Déaghán Ó Dálaigh
Photographe d'art irlandais
Je suis venu à la photographie après des années à prêter une attention soutenue aux choses qui ne s'annoncent pas d'elles-mêmes. Des encadrements de portes. Des plafonds. La façon dont la lumière se déplace à travers une ouverture construite pour un tout autre usage. L'appareil photo m'a permis de retenir ces instants - non pour les documenter, mais pour les rendre accessibles à quelqu'un d'autre.
J'ai grandi en Irlande, où le paysage a du poids - des montagnes, des forêts, des pierres debout depuis des siècles. Ce sentiment de permanence a façonné ma façon de voir. Je suis attiré par ce qui perdure, ce qui attend, ce que la plupart des gens traversent sans s'arrêter.

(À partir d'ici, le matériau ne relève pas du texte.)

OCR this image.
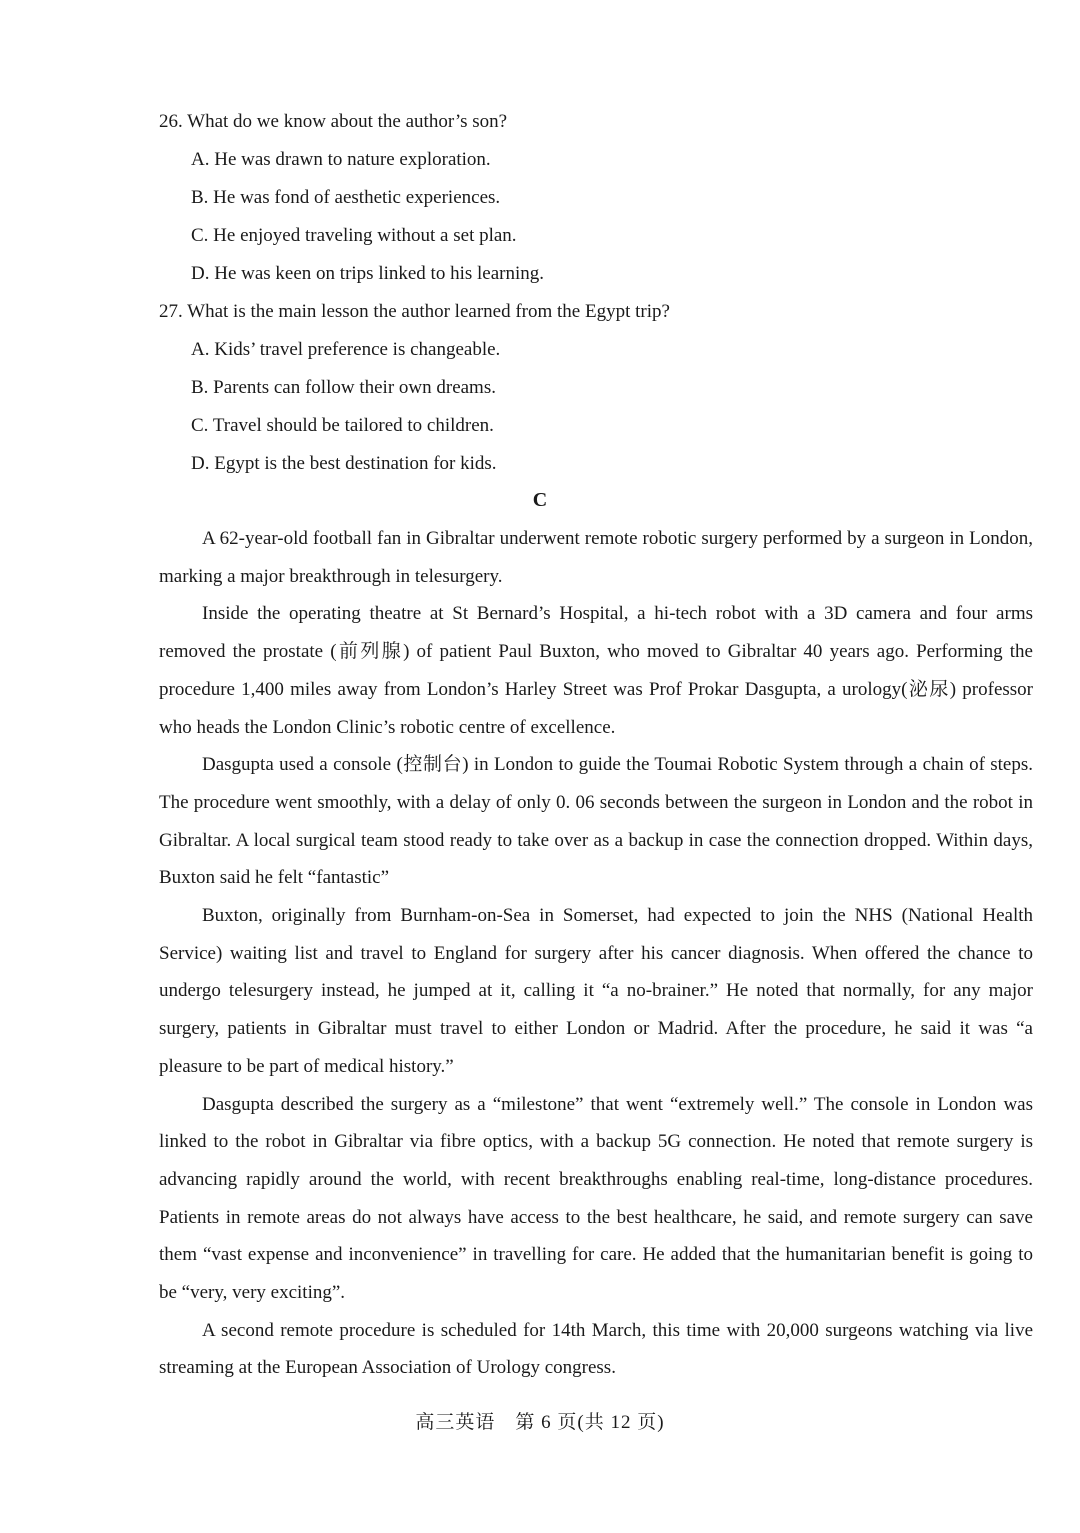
26. What do we know about the author’s son?
A. He was drawn to nature exploration.
B. He was fond of aesthetic experiences.
C. He enjoyed traveling without a set plan.
D. He was keen on trips linked to his learning.
27. What is the main lesson the author learned from the Egypt trip?
A. Kids’ travel preference is changeable.
B. Parents can follow their own dreams.
C. Travel should be tailored to children.
D. Egypt is the best destination for kids.
C

A 62-year-old football fan in Gibraltar underwent remote robotic surgery performed by a surgeon in London, marking a major breakthrough in telesurgery.

Inside the operating theatre at St Bernard’s Hospital, a hi-tech robot with a 3D camera and four arms removed the prostate (前列腺) of patient Paul Buxton, who moved to Gibraltar 40 years ago. Performing the procedure 1,400 miles away from London’s Harley Street was Prof Prokar Dasgupta, a urology(泌尿) professor who heads the London Clinic’s robotic centre of excellence.

Dasgupta used a console (控制台) in London to guide the Toumai Robotic System through a chain of steps. The procedure went smoothly, with a delay of only 0. 06 seconds between the surgeon in London and the robot in Gibraltar. A local surgical team stood ready to take over as a backup in case the connection dropped. Within days, Buxton said he felt “fantastic”

Buxton, originally from Burnham-on-Sea in Somerset, had expected to join the NHS (National Health Service) waiting list and travel to England for surgery after his cancer diagnosis. When offered the chance to undergo telesurgery instead, he jumped at it, calling it “a no-brainer.” He noted that normally, for any major surgery, patients in Gibraltar must travel to either London or Madrid. After the procedure, he said it was “a pleasure to be part of medical history.”

Dasgupta described the surgery as a “milestone” that went “extremely well.” The console in London was linked to the robot in Gibraltar via fibre optics, with a backup 5G connection. He noted that remote surgery is advancing rapidly around the world, with recent breakthroughs enabling real-time, long-distance procedures. Patients in remote areas do not always have access to the best healthcare, he said, and remote surgery can save them “vast expense and inconvenience” in travelling for care. He added that the humanitarian benefit is going to be “very, very exciting”.

A second remote procedure is scheduled for 14th March, this time with 20,000 surgeons watching via live streaming at the European Association of Urology congress.

高三英语　第 6 页(共 12 页)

Pendant des années, j'ai été bénévole en soutien en santé mentale. Ce travail a changé ma façon de voir l'espace. Ce que j'y ai rencontré - dans les personnes que j'accompagnais, dans ce qu'elles portaient - était rarement bruyant. Cela existait dans les interstices. Dans ce qui n'était pas dit. Dans le poids qui s'accumulait dans les pièces, les couloirs, les longs silences entre les mots. On apprend, en faisant ce travail, que les choses les plus importantes se présentent rarement directement. Il faut apprendre à regarder de côté.
C'est ce qu'est ma photographie. Je photographie des états psychologiques rendus physiques. Une plateforme de pêche debout dans l'Atlantique sur quatre poteaux rongés par le sel n'est pas seulement une structure - c'est la persistance, l'exposition, le refus de céder. Le dessous d'une arche que personne ne photographie n'est pas seulement un angle - c'est ce qu'on rate quand on ne regarde que ce qu'on est censé voir. La charpente en bois qui a survécu à toutes les personnes qui ont travaillé sous elle n'est pas seulement du vieux bois - c'est le fait silencieux de l'endurance.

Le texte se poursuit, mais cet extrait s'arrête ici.